Attention construction employers – it’s important you know the Construction Worker Misclassification Act (CWMA) and the implications of classifying workers as independent contractors for workers’ compensation purposes in Pennsylvania.

How can an “employer” in the construction industry succeed in not paying workers’ compensation by claiming that the injured person is an independent contractor and not an employee? It’s not as easy as simply saying that the injured person is an independent contractor. The answer is that this is a determination that is a question of law, determined on a case-by-case basis. So, the question then becomes, is the correct test supplied by the CWMA, or common law?

Construction Worker Misclassification Act

The CWMA was enacted by the Pennsylvania legislature in 2010, and establishes the criteria for when a worker in the construction industry can be classified as an independent contractor, as opposed to an employee for purposes of workers’ compensation and unemployment compensation.

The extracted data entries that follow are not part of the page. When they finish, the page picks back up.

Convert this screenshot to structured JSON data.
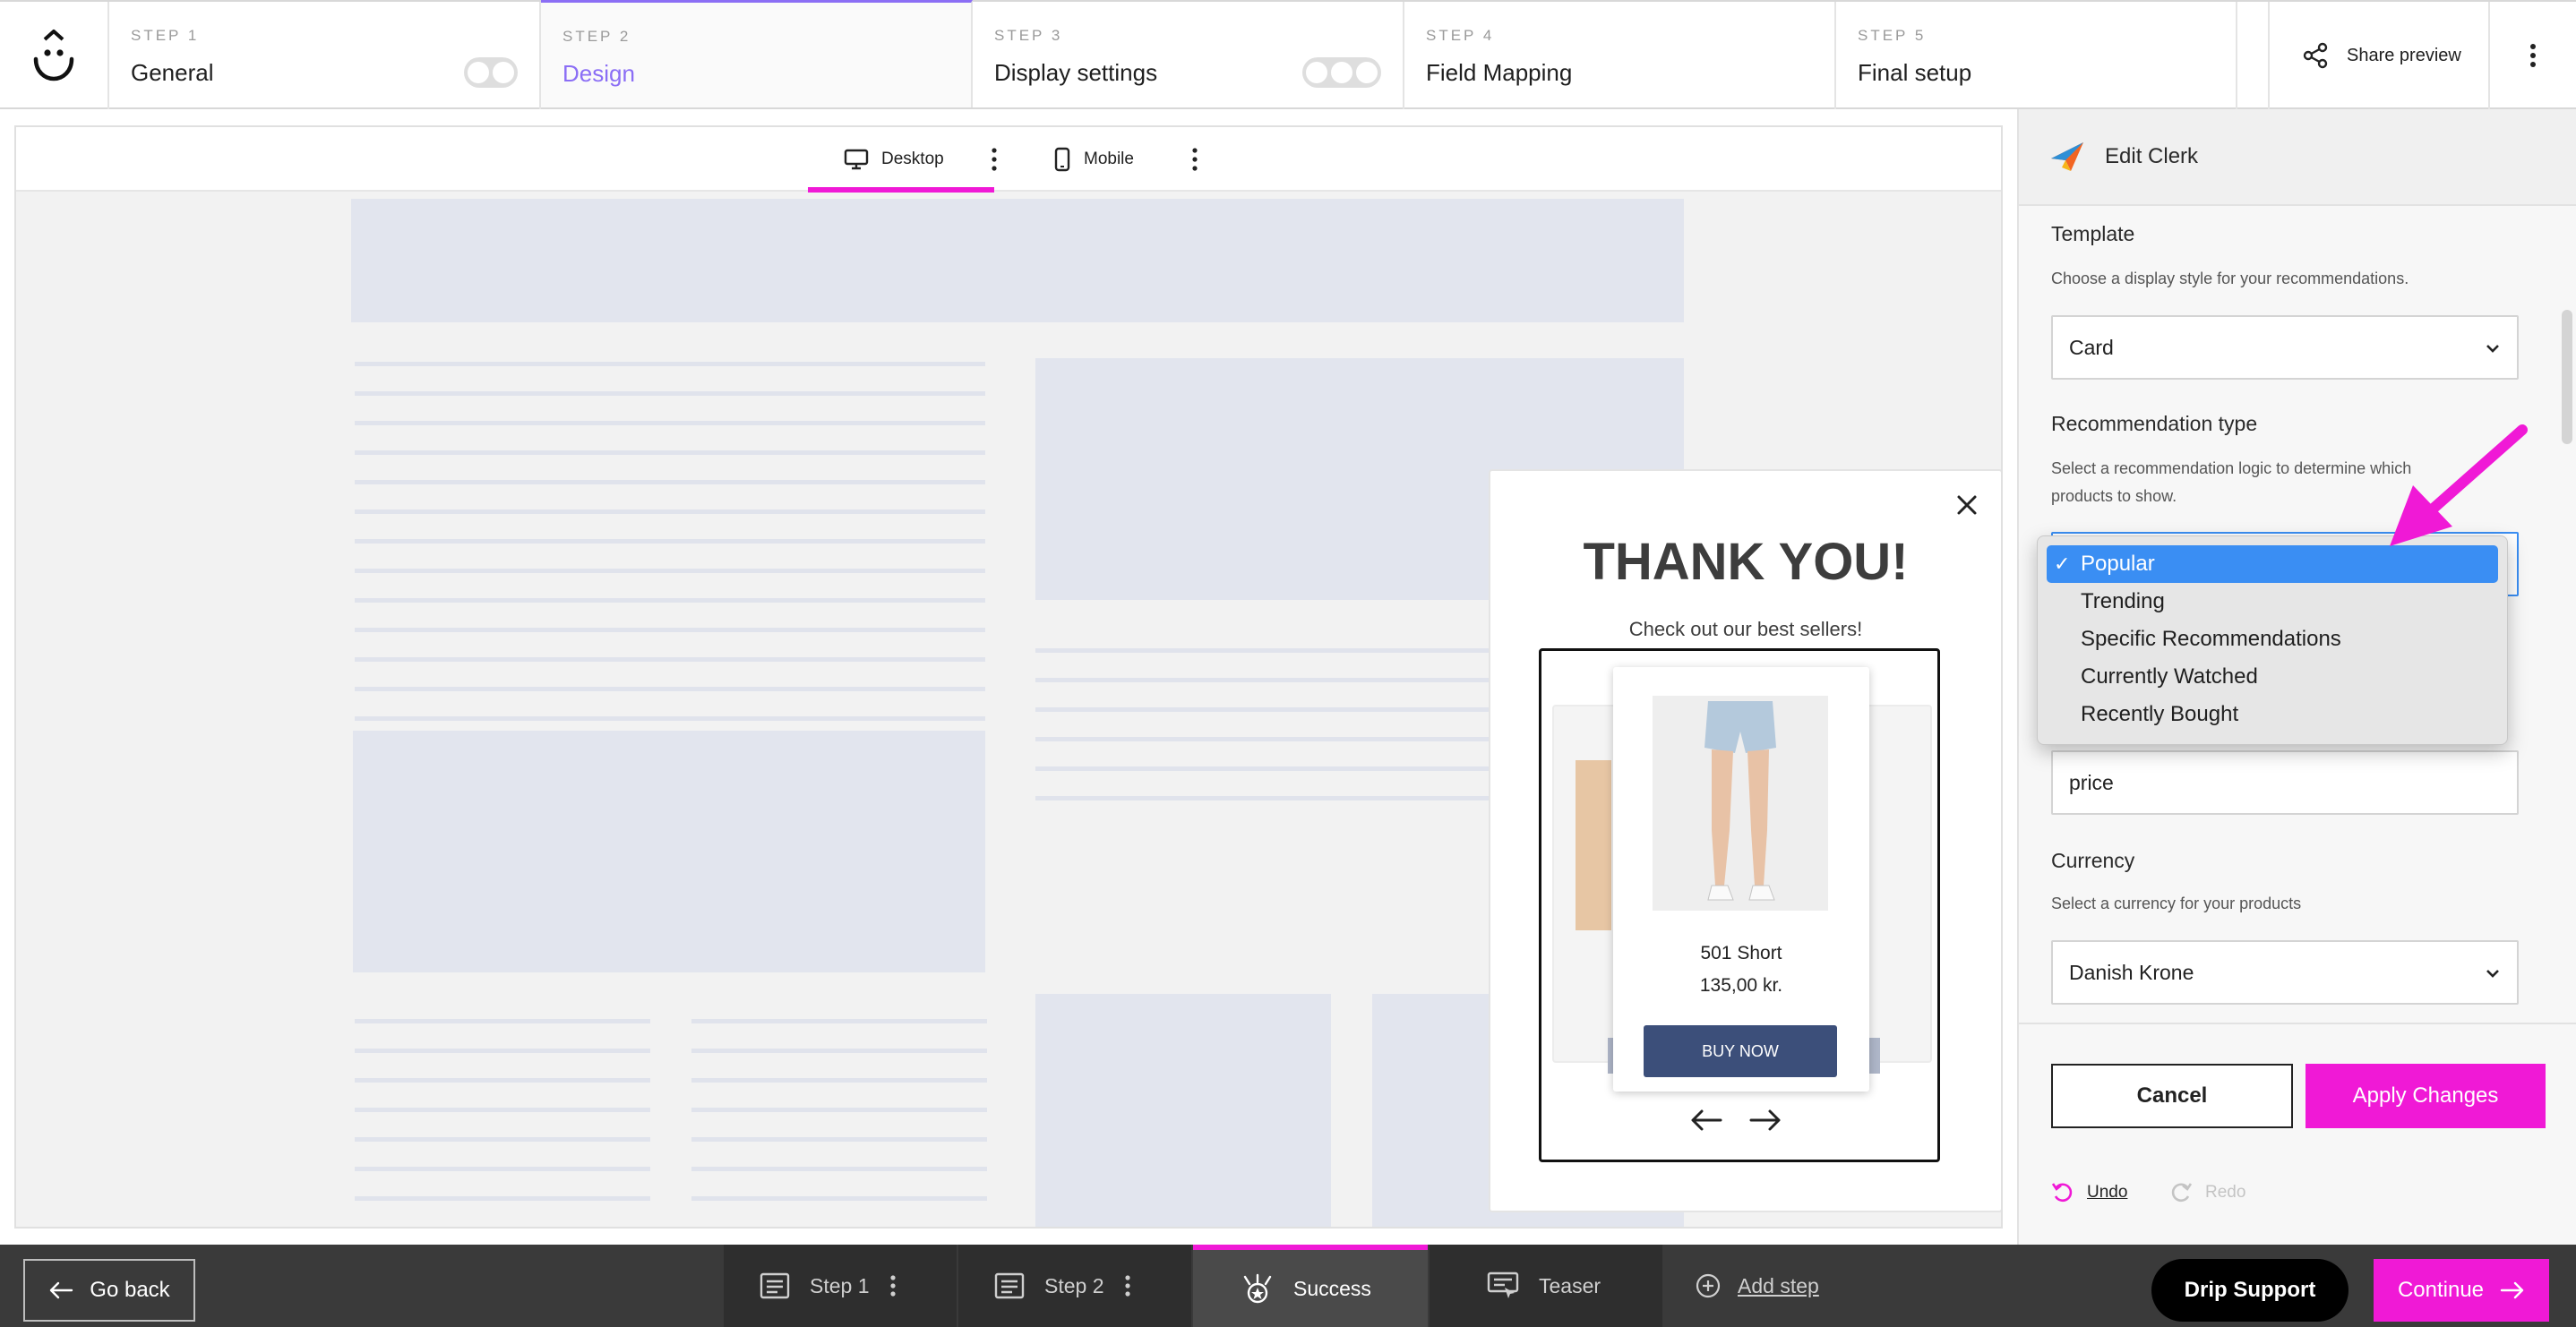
{
  "steps": [
    {
      "label": "STEP 1",
      "name": "General"
    },
    {
      "label": "STEP 2",
      "name": "Design"
    },
    {
      "label": "STEP 3",
      "name": "Display settings"
    },
    {
      "label": "STEP 4",
      "name": "Field Mapping"
    },
    {
      "label": "STEP 5",
      "name": "Final setup"
    }
  ],
  "header": {
    "share_label": "Share preview"
  },
  "canvas": {
    "desktop_label": "Desktop",
    "mobile_label": "Mobile"
  },
  "popup": {
    "title": "THANK YOU!",
    "subtitle": "Check out our best sellers!",
    "product_name": "501 Short",
    "product_price": "135,00 kr.",
    "buy_label": "BUY NOW"
  },
  "panel": {
    "title": "Edit Clerk",
    "template_label": "Template",
    "template_help": "Choose a display style for your recommendations.",
    "template_value": "Card",
    "rec_type_label": "Recommendation type",
    "rec_type_help": "Select a recommendation logic to determine which products to show.",
    "rec_options": [
      "Popular",
      "Trending",
      "Specific Recommendations",
      "Currently Watched",
      "Recently Bought"
    ],
    "rec_selected": "Popular",
    "price_field_value": "price",
    "currency_label": "Currency",
    "currency_help": "Select a currency for your products",
    "currency_value": "Danish Krone",
    "cancel_label": "Cancel",
    "apply_label": "Apply Changes",
    "undo_label": "Undo",
    "redo_label": "Redo"
  },
  "bottom": {
    "go_back": "Go back",
    "tabs": [
      "Step 1",
      "Step 2",
      "Success",
      "Teaser"
    ],
    "add_step": "Add step",
    "drip_support": "Drip Support",
    "continue": "Continue"
  },
  "colors": {
    "accent": "#f019d6",
    "step_active": "#8b6ef5",
    "buy_button": "#3c4f7a",
    "dropdown_selected": "#3a8ef3"
  }
}
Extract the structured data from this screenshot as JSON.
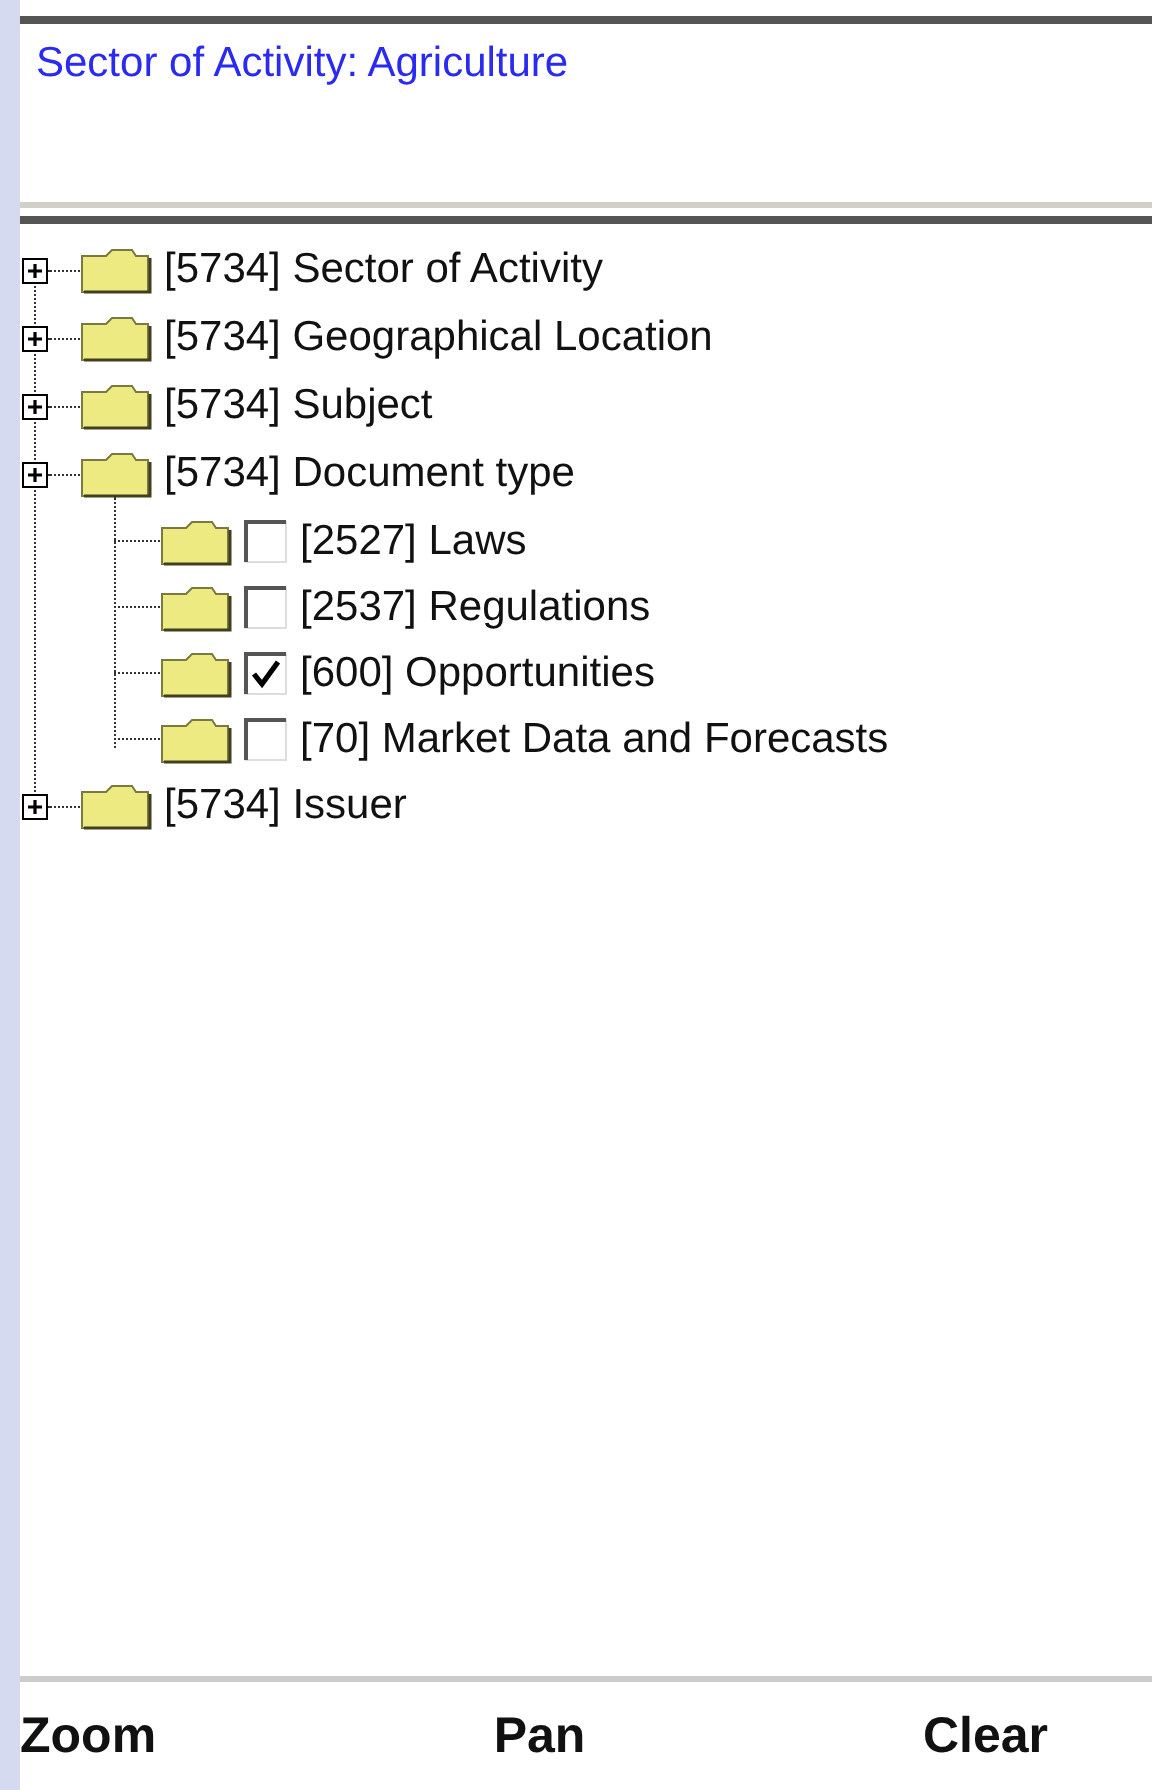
{
  "filter_summary": "Sector of Activity: Agriculture",
  "tree": [
    {
      "count": "[5734]",
      "label": "Sector of Activity"
    },
    {
      "count": "[5734]",
      "label": "Geographical Location"
    },
    {
      "count": "[5734]",
      "label": "Subject"
    },
    {
      "count": "[5734]",
      "label": "Document type",
      "children": [
        {
          "count": "[2527]",
          "label": "Laws",
          "checked": false
        },
        {
          "count": "[2537]",
          "label": "Regulations",
          "checked": false
        },
        {
          "count": "[600]",
          "label": "Opportunities",
          "checked": true
        },
        {
          "count": "[70]",
          "label": "Market Data and Forecasts",
          "checked": false
        }
      ]
    },
    {
      "count": "[5734]",
      "label": "Issuer"
    }
  ],
  "softkeys": [
    "Zoom",
    "Pan",
    "Clear"
  ]
}
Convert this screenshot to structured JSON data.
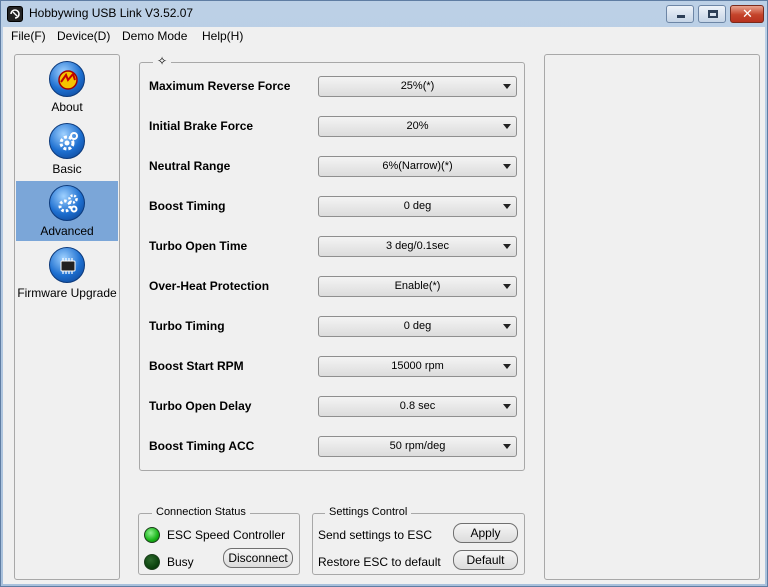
{
  "window": {
    "title": "Hobbywing USB Link V3.52.07",
    "close_glyph": "✕"
  },
  "menu": {
    "items": [
      {
        "label": "File(F)"
      },
      {
        "label": "Device(D)"
      },
      {
        "label": "Demo Mode"
      },
      {
        "label": "Help(H)"
      }
    ]
  },
  "sidebar": {
    "items": [
      {
        "label": "About",
        "icon": "hobbywing-logo-icon"
      },
      {
        "label": "Basic",
        "icon": "gear-icon"
      },
      {
        "label": "Advanced",
        "icon": "gears-icon"
      },
      {
        "label": "Firmware Upgrade",
        "icon": "chip-icon"
      }
    ],
    "active_index": 2,
    "active_color": "#7ba6d8"
  },
  "parameters": {
    "group_title": "✧",
    "rows": [
      {
        "label": "Maximum Reverse Force",
        "value": "25%(*)"
      },
      {
        "label": "Initial Brake Force",
        "value": "20%"
      },
      {
        "label": "Neutral Range",
        "value": "6%(Narrow)(*)"
      },
      {
        "label": "Boost Timing",
        "value": "0 deg"
      },
      {
        "label": "Turbo Open Time",
        "value": "3 deg/0.1sec"
      },
      {
        "label": "Over-Heat Protection",
        "value": "Enable(*)"
      },
      {
        "label": "Turbo Timing",
        "value": "0 deg"
      },
      {
        "label": "Boost Start RPM",
        "value": "15000 rpm"
      },
      {
        "label": "Turbo Open Delay",
        "value": "0.8 sec"
      },
      {
        "label": "Boost Timing ACC",
        "value": "50 rpm/deg"
      }
    ]
  },
  "connection": {
    "title": "Connection Status",
    "device_label": "ESC Speed Controller",
    "busy_label": "Busy",
    "disconnect_label": "Disconnect",
    "connected_color": "#18b418",
    "busy_color": "#0e4510"
  },
  "settings": {
    "title": "Settings Control",
    "send_label": "Send settings to ESC",
    "apply_label": "Apply",
    "restore_label": "Restore ESC to default",
    "default_label": "Default"
  }
}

When an injured worker petitions for workers’ compensation benefits, they have the burden of establishing the employer-employee relationship. Typically, courts apply a common law test which considers several factors, including:

  • Control over the work completed and the manner in which it is to be performed
  • Terms of the agreement between the parties
  • The nature of the work
  • The skill required
  • Who supplied the tools
  • Payment by the time or by the job
  • Whether the work is part of the regular business of the employer
  • The right to terminate the employment at any time

In contrast to the Pennsylvania Workers’ Compensation Act, the CWMA provides a specific set of statutory requirements that must be met in order for a worker to be properly classified as an independent contractor in the construction industry. These requirements include:

  • Having a written contract
  • Working free from control of direction
  • Customarily engaged in an independent trade, occupation, profession or business.

The CWMA further states that in order to be engaged in an independent trade, profession or business, the following conditions must be met:

  1. The worker possesses the tools, equipment and other assets necessary to perform the services independent of the person for whom the services are performed;
  2. The individual shall realize a profit or suffer a loss;
  3. The individual performs the services through a business in which the individual has a proprietary (read: ownership) interest;
  4. The individual maintains a business location that is separate from the location of the person for whom the services are being performed;
  5. The individual previously performed or holds himself as a person who is able, and in fact is able, to perform the same or similar services for another; and
  6. The individual maintains liability insurance during the term of this contract of at least $50,000.

If all of these criteria are met, the individual would be considered an independent contractor and would not be considered an employee for purposes of the Workers’ Compensation Act.
While this sounds like a win for construction employers in Pennsylvania, proceed with caution. While it may be advantageous to avoid paying taxes for these independent contractors to cover workers’ compensation and unemployment compensation insurance, there is a distinct, but corresponding set of implications in the context of personal injury claims, as an exclusivity of the Workers’ Compensation Act prevents an employer from being held liable in tort.

We recommend that you consult with both workers’ compensation and general liability counsel before taking action to establish a worker on your premises as an independent contractor.